Bug 2498192 (CVE-2026-59819)

Summary: CVE-2026-59819 litellm: LiteLLM: Information disclosure via local file read in test connection endpoint
Product: [Other] Security Response Reporter: OSIDB Bzimport <bzimport>
Component: vulnerabilityAssignee: Product Security <prodsec-ir-bot>
Status: NEW --- QA Contact:
Severity: medium Docs Contact:
Priority: medium    
Version: unspecifiedCC: anpicker, aruklets, bbrownin, bparees, doconnor, dschmidt, ebourniv, hasun, ilpinto, jfula, jlanda, jowilson, jwong, kshier, lgallett, ltomasbo, nyancey, omaciel, ometelka, ptisnovs, sbunciak, simaishi, stcannon, syedriko, teagle, ttakamiy, xdharmai, yguenane, ykashtan
Target Milestone: ---Keywords: Security
Target Release: ---   
Hardware: All   
OS: Linux   
Whiteboard:
Fixed In Version: Doc Type: ---
Doc Text:
A flaw was found in LiteLLM, a proxy server for Large Language Model (LLM) APIs.

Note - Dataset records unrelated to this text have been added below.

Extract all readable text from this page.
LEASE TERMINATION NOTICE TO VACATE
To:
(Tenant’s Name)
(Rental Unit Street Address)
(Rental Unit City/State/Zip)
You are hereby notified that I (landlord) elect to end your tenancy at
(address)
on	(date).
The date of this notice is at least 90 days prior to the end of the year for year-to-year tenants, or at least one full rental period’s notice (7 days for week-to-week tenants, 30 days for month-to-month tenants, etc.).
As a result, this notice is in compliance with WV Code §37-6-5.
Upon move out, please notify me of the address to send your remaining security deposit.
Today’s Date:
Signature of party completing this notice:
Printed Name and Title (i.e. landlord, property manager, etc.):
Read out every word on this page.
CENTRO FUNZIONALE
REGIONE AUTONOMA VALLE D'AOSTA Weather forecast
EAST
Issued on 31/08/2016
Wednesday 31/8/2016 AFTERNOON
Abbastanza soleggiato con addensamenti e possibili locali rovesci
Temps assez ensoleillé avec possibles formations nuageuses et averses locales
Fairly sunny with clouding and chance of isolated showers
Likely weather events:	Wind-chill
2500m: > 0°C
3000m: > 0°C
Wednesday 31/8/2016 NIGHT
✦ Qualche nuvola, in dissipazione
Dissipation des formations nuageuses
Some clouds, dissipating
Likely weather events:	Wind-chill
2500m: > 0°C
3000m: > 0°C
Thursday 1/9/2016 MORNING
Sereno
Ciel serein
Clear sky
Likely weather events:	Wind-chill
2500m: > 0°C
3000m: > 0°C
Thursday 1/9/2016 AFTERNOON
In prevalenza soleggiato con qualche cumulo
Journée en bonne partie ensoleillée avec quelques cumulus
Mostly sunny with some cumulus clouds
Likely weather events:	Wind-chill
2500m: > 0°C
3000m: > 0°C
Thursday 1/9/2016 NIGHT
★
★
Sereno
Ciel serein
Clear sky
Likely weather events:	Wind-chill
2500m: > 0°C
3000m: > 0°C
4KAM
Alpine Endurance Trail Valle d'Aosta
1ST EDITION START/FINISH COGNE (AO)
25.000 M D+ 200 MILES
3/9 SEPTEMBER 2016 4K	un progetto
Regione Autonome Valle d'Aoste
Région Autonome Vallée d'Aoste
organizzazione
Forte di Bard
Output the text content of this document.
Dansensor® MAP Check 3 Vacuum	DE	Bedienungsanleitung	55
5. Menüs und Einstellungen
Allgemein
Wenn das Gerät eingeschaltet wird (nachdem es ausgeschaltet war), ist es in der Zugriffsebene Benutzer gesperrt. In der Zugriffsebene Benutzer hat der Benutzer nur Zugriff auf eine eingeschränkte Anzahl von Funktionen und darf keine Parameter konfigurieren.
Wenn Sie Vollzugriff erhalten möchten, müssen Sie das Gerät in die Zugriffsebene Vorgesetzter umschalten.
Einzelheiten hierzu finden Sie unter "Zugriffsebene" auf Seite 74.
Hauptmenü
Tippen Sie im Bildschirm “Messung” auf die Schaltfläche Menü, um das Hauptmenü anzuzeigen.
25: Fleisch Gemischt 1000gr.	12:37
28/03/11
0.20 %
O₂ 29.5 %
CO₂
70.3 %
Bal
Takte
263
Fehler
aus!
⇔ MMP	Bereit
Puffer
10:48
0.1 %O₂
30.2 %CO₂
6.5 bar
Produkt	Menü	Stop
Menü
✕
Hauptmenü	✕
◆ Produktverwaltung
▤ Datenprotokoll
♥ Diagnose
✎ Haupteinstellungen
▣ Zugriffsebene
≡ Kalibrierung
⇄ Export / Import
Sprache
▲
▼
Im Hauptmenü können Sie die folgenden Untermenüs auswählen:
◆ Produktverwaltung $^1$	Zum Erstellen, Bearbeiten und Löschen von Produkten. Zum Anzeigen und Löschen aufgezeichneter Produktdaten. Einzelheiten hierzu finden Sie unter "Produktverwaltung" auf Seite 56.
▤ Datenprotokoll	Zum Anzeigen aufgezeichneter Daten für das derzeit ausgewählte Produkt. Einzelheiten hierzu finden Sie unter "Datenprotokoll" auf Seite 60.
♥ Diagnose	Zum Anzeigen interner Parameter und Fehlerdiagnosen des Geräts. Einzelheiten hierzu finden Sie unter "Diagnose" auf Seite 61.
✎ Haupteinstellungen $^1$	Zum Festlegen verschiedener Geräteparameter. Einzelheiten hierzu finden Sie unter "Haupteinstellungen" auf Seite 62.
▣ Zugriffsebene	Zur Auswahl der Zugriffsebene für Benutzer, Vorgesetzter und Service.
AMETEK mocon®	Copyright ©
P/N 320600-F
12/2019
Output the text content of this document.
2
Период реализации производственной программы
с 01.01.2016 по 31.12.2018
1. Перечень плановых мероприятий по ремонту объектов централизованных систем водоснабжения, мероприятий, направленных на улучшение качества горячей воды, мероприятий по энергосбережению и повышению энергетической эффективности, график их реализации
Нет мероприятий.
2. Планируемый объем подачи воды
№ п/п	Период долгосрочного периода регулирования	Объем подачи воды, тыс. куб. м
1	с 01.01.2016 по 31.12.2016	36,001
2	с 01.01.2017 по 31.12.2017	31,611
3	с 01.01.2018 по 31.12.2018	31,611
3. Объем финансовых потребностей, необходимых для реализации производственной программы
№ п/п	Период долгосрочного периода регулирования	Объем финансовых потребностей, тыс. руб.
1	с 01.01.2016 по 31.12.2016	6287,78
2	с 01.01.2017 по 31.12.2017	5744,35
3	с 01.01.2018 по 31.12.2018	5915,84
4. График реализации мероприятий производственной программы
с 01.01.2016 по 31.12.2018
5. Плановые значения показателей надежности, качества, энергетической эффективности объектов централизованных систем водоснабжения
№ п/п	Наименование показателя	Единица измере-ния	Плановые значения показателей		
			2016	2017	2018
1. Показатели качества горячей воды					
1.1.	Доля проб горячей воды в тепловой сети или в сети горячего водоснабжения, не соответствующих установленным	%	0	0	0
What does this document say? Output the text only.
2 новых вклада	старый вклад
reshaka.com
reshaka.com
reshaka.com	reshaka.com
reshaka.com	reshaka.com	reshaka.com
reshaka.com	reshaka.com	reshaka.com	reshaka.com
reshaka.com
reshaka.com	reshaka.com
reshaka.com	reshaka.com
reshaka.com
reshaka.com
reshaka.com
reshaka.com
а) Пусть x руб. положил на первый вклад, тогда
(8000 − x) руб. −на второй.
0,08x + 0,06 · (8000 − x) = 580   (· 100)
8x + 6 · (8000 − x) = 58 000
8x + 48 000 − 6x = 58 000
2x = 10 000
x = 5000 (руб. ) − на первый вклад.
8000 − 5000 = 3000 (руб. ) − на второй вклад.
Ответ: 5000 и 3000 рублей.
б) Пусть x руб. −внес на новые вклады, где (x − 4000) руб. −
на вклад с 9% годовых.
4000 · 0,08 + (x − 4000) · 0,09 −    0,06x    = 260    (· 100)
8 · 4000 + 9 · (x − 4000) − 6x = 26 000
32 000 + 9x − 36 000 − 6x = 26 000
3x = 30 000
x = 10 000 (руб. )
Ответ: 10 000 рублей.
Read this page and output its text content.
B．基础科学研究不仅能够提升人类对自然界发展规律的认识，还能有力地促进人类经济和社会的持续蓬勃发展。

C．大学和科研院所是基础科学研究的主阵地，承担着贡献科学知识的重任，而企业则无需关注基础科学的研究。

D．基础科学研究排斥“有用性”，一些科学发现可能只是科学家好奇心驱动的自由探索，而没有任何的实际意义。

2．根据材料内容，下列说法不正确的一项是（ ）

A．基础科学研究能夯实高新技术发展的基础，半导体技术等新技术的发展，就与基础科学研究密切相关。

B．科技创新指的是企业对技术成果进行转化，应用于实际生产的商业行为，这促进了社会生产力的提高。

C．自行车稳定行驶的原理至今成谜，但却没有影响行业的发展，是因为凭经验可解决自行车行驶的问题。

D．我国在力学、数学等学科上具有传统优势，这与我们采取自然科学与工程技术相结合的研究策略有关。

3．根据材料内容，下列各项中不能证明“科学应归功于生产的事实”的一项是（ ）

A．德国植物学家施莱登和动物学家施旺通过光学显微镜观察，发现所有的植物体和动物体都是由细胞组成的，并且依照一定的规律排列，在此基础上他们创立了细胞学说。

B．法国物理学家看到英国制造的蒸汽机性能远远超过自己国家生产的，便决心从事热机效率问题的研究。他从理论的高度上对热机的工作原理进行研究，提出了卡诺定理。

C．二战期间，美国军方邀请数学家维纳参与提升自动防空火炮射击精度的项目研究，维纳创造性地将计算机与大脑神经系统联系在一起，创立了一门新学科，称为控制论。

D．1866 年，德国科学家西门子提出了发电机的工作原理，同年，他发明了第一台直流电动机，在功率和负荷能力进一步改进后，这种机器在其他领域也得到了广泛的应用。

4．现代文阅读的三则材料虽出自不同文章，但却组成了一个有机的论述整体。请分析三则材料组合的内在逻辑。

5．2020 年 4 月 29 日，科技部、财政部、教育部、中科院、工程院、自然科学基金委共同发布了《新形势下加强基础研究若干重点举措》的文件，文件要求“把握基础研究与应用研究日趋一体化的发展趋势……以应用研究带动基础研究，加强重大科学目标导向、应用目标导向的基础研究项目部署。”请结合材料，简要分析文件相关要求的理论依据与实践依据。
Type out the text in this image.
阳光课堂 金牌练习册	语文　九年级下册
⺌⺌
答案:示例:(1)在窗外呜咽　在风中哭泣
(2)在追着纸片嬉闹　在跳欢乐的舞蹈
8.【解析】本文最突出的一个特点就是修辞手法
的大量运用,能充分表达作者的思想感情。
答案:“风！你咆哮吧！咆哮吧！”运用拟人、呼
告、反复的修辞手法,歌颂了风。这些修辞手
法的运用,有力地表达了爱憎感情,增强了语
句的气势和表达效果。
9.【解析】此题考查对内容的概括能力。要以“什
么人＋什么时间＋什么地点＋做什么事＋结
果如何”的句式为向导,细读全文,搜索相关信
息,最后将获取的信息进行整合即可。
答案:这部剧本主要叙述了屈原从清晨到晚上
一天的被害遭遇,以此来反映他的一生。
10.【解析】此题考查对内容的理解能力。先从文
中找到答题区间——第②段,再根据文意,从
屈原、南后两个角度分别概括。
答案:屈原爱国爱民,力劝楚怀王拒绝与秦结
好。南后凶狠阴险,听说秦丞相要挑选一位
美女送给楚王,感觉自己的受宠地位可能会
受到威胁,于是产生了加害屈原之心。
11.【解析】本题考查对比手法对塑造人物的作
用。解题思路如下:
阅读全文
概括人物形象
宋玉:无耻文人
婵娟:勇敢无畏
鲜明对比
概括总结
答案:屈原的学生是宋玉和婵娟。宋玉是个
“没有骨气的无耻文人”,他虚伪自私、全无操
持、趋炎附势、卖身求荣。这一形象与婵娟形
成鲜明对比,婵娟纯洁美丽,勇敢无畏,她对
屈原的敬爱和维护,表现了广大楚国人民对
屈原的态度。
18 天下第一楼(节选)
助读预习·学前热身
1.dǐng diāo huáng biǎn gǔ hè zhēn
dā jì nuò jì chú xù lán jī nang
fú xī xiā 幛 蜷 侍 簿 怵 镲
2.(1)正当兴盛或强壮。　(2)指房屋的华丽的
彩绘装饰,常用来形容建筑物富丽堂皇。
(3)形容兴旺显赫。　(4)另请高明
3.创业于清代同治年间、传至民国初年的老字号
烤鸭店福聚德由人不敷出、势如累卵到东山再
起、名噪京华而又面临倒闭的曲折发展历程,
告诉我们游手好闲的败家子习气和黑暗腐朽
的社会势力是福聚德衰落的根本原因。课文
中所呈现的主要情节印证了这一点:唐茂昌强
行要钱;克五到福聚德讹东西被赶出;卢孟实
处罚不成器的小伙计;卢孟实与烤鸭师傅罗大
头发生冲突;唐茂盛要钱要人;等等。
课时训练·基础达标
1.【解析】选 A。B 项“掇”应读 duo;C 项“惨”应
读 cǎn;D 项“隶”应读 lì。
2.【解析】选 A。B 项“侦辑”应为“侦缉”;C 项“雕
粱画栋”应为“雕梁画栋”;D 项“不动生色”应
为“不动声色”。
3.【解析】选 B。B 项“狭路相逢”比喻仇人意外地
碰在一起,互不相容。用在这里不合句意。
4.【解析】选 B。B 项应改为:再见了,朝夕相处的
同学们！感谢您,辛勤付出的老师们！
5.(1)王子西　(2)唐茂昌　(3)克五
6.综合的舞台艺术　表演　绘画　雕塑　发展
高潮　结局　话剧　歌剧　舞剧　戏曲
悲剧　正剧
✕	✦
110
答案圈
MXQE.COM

A privileged caller, such as a proxy administrator, with permissions to test model connections, could exploit the /health/test_connection endpoint. By supplying specific environment or OIDC (OpenID Connect) file references, an attacker could read arbitrary files from the local filesystem. This unauthorized file access could lead to information disclosure.
Story Points: ---
Clone Of: Environment:
Last Closed: Type: ---
Regression: --- Mount Type: ---
Documentation: --- CRM:
Verified Versions: Category: ---
oVirt Team: --- RHEL 7.3 requirements from Atomic Host:
Cloudforms Team: --- Target Upstream Version:
Embargoed:

Description OSIDB Bzimport 2026-07-08 20:01:27 UTC
LiteLLM is a proxy server (AI Gateway) to call LLM APIs in OpenAI (or native) format. Prior to 1.83.10-stable, LiteLLM's /health/test_connection endpoint resolved request-supplied environment and OIDC file references in litellm_params, allowing a proxy administrator or another privileged caller with permission to test model connections to read files from the local filesystem via an oidc/file/ reference. This issue is fixed in version 1.83.10-stable.